J’ai été hyper fière de ce qu’on a réalisé.
C’est un challenge pour tout le monde. Il faut être patiente et intégrer le fait que gagner la confiance des gens avec qui tu vas bosser, ça prend du temps.
Je ne manque pas de confiance en moi, ni dans mes capacités intellectuelles ni d’action, mais c’est quand même un mécanisme très inconscient chez certains. Je suis une femme donc trop souvent on va revoir mes tâches à la baisse, ne pas trop m’en donner alors que je suis très demandeuse, d’où des blocages et parfois une rupture de communication. De même, je sais que je ne laisserai pas la place à des comportements sexistes ou âgistes, de gens qui voudraient me diminuer parce que je suis une femme ou que j’ai vingt ans. Quand on a confiance en soi et en son travail, ça crée quelque chose dans tous les rapports qu’on a avec les autres. Je suis hyper proactive, toujours dans la proposition et créative : ça me permet de gagner la confiance des gens.
Du coup c’est à double tranchant : j’ai commis l’erreur de prendre beaucoup trop de responsabilités : j’avais trois rôles différents en logistique. J’étais responsable de la gestion du parc véhicules, mais aussi responsable de la télécom, donc de toutes les communications HF et VHF et j’étais responsable des stocks. Au bout de quatre jours, j’étais complètement fumée, c’était la catastrophe. Parce que j’ai surestimé le temps que je pouvais fournir au travail dans une journée. Ton ego parle pour toi, c’est performatif : « Je vais tout déchirer, je vais leur montrer ». Et en fait pas du tout. Au moment du débriefing, je me suis retrouvée émotionnellement hyper fragile et j’ai pleuré comme une chaussette. Moi qui étais dans la performance, celle qui assure, j’avais l’impression d’avoir mal travaillé. Heureusement, tous les formateurs m’ont rassurée. J’ai donné tout ce que j’avais, c’était bien fait et c’est chouette.
Cet exercice, c’est 25 % de travail et après c’est 20 % de gestion émotionnelle, et tout le reste c’est la gestion de la communication en groupe, et garde quelques pourcents pour les accords toltèques.
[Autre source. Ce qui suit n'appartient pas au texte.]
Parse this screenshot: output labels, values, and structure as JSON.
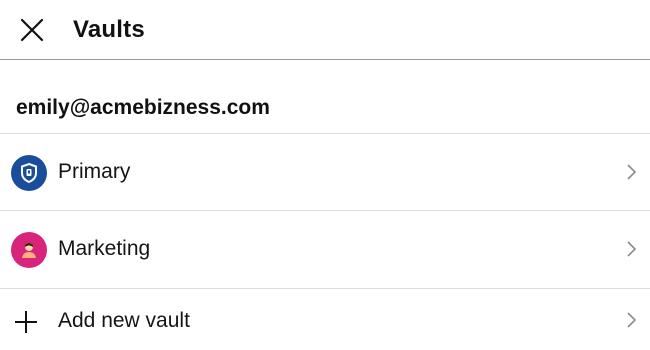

Savoir se faire confiance, ne jamais faire une affaire personnelle des choses, ne pas prendre les choses contre soi et s’adapter aux autres.
J’étais en travail de binôme avec un garçon qui avait beaucoup de connaissances techniques et pratiques, et moi j’étais beaucoup plus dans la création de nouvelles choses. Chacun était très patient et à l’écoute. Quand il y avait des points de blocage, on en discutait tous les deux. Je prenais le temps d’écouter sa manière de voir les choses, d’exprimer la mienne, et après on se mettait d’accord sur un process qui nous ressemblait à tous les deux et qui allait servir la mission qu’on était en train de remplir.
Cet exercice m’a vraiment apporté, m’a permis de prendre conscience de tout ce que je pouvais apporter, du fait que je bossais bien, mais qu’il fallait que je mette mes limites et ne pas croire que je suis surhumaine.
J’ai été hyper fière de ce qu’on a réalisé.